Independent and peer-reviewed research carried out by PricewaterhouseCoopers which was published by the regulator yesterday supported a reduction in the current 7% intermediate project rate. It also backed an adjustment for tax-disadvantaged products.
The rates for use when issuing projections of prospective future investment returns for products outside the scope of the Markets in Financial Instruments Directive were last reviewed in 2007, when PwC concluded the existing rates remained valid.
They are based on an asset mix of 67% equities and 33% bond investments. Firms have to revise the rates downwards when the asset mix of a product makes in unlikely to achieve returns in line with these rates.

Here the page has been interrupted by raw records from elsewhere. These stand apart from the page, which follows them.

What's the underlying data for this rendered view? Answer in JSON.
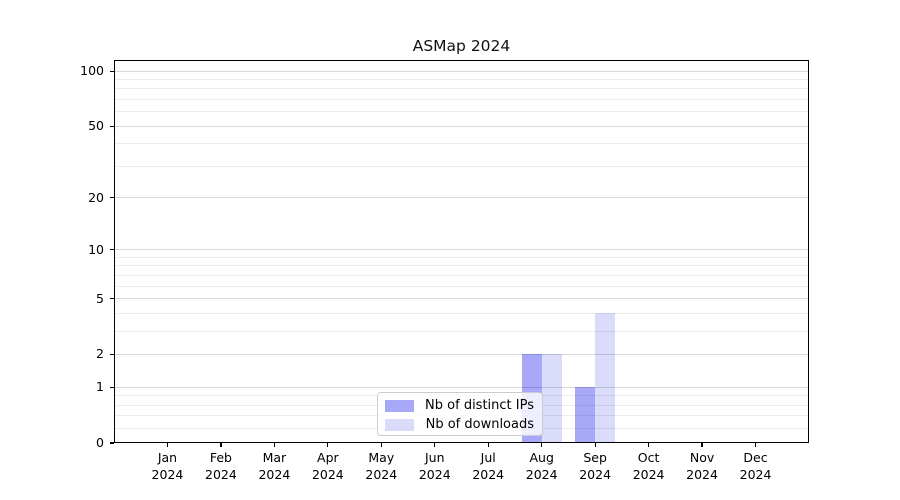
{
  "chart_data": {
    "type": "bar",
    "title": "ASMap 2024",
    "xlabel": "",
    "ylabel": "",
    "y_scale": "log1p",
    "y_max": 115,
    "grid": "horizontal",
    "legend_position": "lower-center",
    "y_major_ticks": [
      0,
      1,
      2,
      5,
      10,
      20,
      50,
      100
    ],
    "y_tick_labels": [
      "0",
      "1",
      "2",
      "5",
      "10",
      "20",
      "50",
      "100"
    ],
    "y_minor_gridlines": [
      0.2,
      0.4,
      0.6,
      0.8,
      3,
      4,
      6,
      7,
      8,
      9,
      30,
      40,
      60,
      70,
      80,
      90
    ],
    "categories": [
      {
        "line1": "Jan",
        "line2": "2024"
      },
      {
        "line1": "Feb",
        "line2": "2024"
      },
      {
        "line1": "Mar",
        "line2": "2024"
      },
      {
        "line1": "Apr",
        "line2": "2024"
      },
      {
        "line1": "May",
        "line2": "2024"
      },
      {
        "line1": "Jun",
        "line2": "2024"
      },
      {
        "line1": "Jul",
        "line2": "2024"
      },
      {
        "line1": "Aug",
        "line2": "2024"
      },
      {
        "line1": "Sep",
        "line2": "2024"
      },
      {
        "line1": "Oct",
        "line2": "2024"
      },
      {
        "line1": "Nov",
        "line2": "2024"
      },
      {
        "line1": "Dec",
        "line2": "2024"
      }
    ],
    "series": [
      {
        "name": "Nb of distinct IPs",
        "color": "#0000eb",
        "alpha": 0.34,
        "effective_hex": "#a8a8f8",
        "values": [
          0,
          0,
          0,
          0,
          0,
          0,
          0,
          2,
          1,
          0,
          0,
          0
        ]
      },
      {
        "name": "Nb of downloads",
        "color": "#0000db",
        "alpha": 0.14,
        "effective_hex": "#dbdbfa",
        "values": [
          0,
          0,
          0,
          0,
          0,
          0,
          0,
          2,
          4,
          0,
          0,
          0
        ]
      }
    ]
  },
  "colors": {
    "background": "#ffffff",
    "spine": "#000000",
    "major_grid": "#d8d8d8",
    "minor_grid": "#ececec",
    "text": "#000000",
    "legend_border": "#cccccc",
    "legend_bg": "#ffffff"
  }
}
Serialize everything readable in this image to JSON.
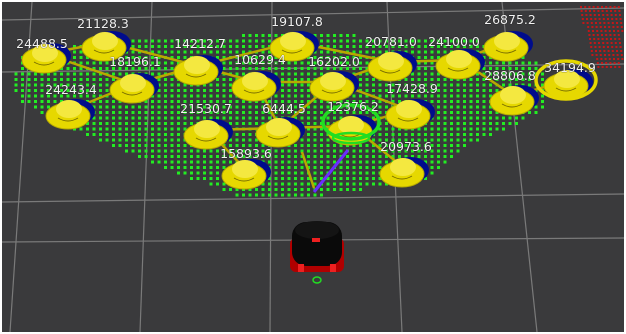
{
  "viewport": {
    "name": "3d-render-view",
    "background": "#3a3a3c",
    "grid_color": "#7a7a7a",
    "cell_color": "#22ee22",
    "node_body_color": "#e6d800",
    "node_base_color": "#000c8c",
    "edge_color": "#b9a800",
    "selected_ring_color": "#22dd22",
    "goal_ring_color": "#e6d800",
    "heading_arrow_color": "#6a2cff",
    "obstacle_color": "#dd1010"
  },
  "nodes": [
    {
      "label": "24488.5"
    },
    {
      "label": "21128.3"
    },
    {
      "label": "19107.8"
    },
    {
      "label": "20781.0"
    },
    {
      "label": "24100.0"
    },
    {
      "label": "26875.2"
    },
    {
      "label": "18196.1"
    },
    {
      "label": "14212.7"
    },
    {
      "label": "10629.4"
    },
    {
      "label": "16202.0"
    },
    {
      "label": "28806.8"
    },
    {
      "label": "34194.9"
    },
    {
      "label": "24243.4"
    },
    {
      "label": "21530.7"
    },
    {
      "label": "6444.5"
    },
    {
      "label": "12376.2"
    },
    {
      "label": "17428.9"
    },
    {
      "label": "20973.6"
    },
    {
      "label": "15893.6"
    }
  ]
}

As well as considering whether to reduce its projection rate, the FSA will now look at whether the range of rates should be amended.
Peter Smith, head of investments policy at the FSA, said: ‘It is crucial that projection rates are set at a realistic level so that investors are not misled. Today's independent research indicates that our maximum projection rates should be reduced.
‘We are seeking views on the range of rates so investors receive a reasonable indication of what they can expect from their investment.’
The FSA's consultation paper on projection rates will also contain its response to the recent European Court of Justice ruling requiring firms to use the same mortality rates for men and women.
According to the FSA, this ruling impacts upon its Conduct of Business Sourcebook so this document will be amended accordingly.